- Film poster
- Genre: Crime drama
- Based on: Vendetta by Richard Gambino
- Teleplay by: Timothy Prager
- Directed by: Nicholas Meyer
- Starring: Christopher Walken; Luke Askew; Clancy Brown; Alessandro Colla; Andrew Connolly; Bruce Davison;
- Music by: John Altman
- Country of origin: United States
- Original languages: English; Italian;

Production
- Executive producers: Gary Lucchesi; Gary Randall; Mark Israel; Nick Pileggi;
- Producers: Tony Mark; Sue Jett;
- Cinematography: David Franco
- Editor: Ronald Roose
- Running time: 117 minutes
- Production company: HBO Pictures

Original release
- Network: HBO
- Release: July 3, 1999

= Vendetta (1999 film) =

1999 HBO movie directed by Nicholas Meyer

Vendetta is a 1999 American crime drama television film directed by Nicholas Meyer, written by Timothy Prager, and starring Christopher Walken, Luke Askew, Clancy Brown, Alessandro Colla, Andrew Connolly, and Bruce Davison.
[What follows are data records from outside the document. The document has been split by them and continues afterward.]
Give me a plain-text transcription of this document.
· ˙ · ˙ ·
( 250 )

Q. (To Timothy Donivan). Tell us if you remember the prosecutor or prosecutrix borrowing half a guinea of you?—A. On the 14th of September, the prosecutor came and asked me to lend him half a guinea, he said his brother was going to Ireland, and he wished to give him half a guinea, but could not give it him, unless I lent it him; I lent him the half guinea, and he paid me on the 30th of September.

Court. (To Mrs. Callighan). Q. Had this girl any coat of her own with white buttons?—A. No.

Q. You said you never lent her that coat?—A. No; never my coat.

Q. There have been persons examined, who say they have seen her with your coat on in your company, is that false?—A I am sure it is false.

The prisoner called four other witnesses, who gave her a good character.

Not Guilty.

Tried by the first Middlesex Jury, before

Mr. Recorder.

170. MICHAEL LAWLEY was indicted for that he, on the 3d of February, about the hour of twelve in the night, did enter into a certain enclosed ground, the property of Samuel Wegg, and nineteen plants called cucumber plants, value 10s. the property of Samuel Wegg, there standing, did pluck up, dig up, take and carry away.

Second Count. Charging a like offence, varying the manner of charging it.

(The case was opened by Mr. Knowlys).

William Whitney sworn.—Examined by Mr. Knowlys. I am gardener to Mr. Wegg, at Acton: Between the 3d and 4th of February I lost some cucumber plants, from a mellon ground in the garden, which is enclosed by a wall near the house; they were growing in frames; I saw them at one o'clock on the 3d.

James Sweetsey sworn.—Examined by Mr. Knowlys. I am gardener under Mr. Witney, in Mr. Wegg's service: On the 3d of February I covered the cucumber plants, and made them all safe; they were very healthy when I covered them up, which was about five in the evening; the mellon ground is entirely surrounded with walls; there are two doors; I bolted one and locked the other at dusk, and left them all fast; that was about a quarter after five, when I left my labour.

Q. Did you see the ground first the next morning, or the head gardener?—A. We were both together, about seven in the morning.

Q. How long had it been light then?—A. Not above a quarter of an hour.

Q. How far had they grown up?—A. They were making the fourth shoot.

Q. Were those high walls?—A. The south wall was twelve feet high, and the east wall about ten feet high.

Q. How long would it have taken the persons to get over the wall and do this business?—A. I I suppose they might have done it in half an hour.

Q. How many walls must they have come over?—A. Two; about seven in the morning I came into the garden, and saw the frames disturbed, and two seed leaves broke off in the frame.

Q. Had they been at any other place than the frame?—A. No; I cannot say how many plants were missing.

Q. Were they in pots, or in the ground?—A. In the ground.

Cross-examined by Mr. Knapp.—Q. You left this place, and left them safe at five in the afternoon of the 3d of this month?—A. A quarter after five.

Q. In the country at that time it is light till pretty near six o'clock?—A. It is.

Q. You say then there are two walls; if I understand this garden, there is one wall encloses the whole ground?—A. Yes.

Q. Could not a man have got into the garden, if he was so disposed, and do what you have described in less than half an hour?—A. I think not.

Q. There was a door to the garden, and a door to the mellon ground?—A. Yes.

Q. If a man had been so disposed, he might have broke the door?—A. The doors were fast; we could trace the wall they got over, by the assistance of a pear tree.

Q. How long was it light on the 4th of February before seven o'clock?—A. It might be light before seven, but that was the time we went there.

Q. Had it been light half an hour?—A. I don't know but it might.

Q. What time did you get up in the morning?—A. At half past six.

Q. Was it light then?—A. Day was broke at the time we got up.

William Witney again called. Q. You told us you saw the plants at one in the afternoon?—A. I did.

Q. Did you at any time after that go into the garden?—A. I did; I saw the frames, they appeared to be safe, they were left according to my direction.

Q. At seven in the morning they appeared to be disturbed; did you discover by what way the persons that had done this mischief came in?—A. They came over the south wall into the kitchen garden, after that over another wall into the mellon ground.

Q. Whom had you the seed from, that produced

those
Based on the 1977 non-fiction book by Richard Gambino, it depicts the assassination of New Orleans police chief David Hennessy and the consequent March 14, 1891 lynchings of eleven Italian Americans. It aired on HBO on July 3, 1999.

==Premise==
Nineteen Italian-Americans were accused of the murder of David Hennessy, the police chief of New Orleans. After the acquittal of six and mistrial of three, eleven of them were shot or hanged in one of the largest mass lynchings of Americans in U.S. history.

==Cast==

- Christopher Walken as James Houston
- Luke Askew as William Parkerson
- Clancy Brown as Chief Hennessy
- Alessandro Colla as Gaspare Marchesi
- Andrew Connolly as Sheriff Bill Villere
- Bruce Davison as Thomas Semmes
- Joaquim de Almeida as Joseph Macheca
- Andrea Di Stefano as Vincent Provenzano
- Edward Herrmann as D.A. Luzenberg
- Richard Libertini as Giovanni Provenzano
- George N. Martin as Judge Joshua G. Baker
- Pierrino Mascarino as Antonio Marchesi
- Daragh O'Malley as Dominic O'Malley
- Kenneth Welsh as Mayor Joseph Shakspeare
- Gerry Mendicino as Charles Matranga
- Frank Crudele as Angelo Bagnetto
- Vincent Marino as Pietro Monasterio
- Louis Di Bianco as Emmanuel Polizzi
- Peter Didiano as Bastian Incompara
- Giuseppe Tancredi as Umberto Scaffidi
- Megan McChesney as Megan O'Brien
- Stuart Stone as Tony Provenzano
- Nigel Shawn Williams as Samuel Foster
- Anna Mancini as Francesca Marchesi
- Tony Mark as Mayor's Assistant
- Conrad Dunn as Pasquale Corte
- Ian Downie as Priest
- Ron White as Robert Collins
- Jack Newman as Jacob Seligman
- Jack Jessop as William Yochum
- Wayne Robson as Frank Peeter
- Delores Etienne as Emma Thomas
- Joel Gordon as William
- Victor Ertmanis as John Duare
- Richard Blackburn as Warden Davis
- Holly Dennison as Miss O'Brian
- Herbert Johnson as Houston's Servant
- John Healy as Construction Foreman
- James Bearden as Governor Francis T. Nicholls

==Production==
The teleplay by Timothy Prager is based on Richard Gambino's book, Vendetta: The True Story of the Largest Lynching in U.S. History (ISBN 1550711032).

Principal photography took place near Kingston, Ontario, Canada.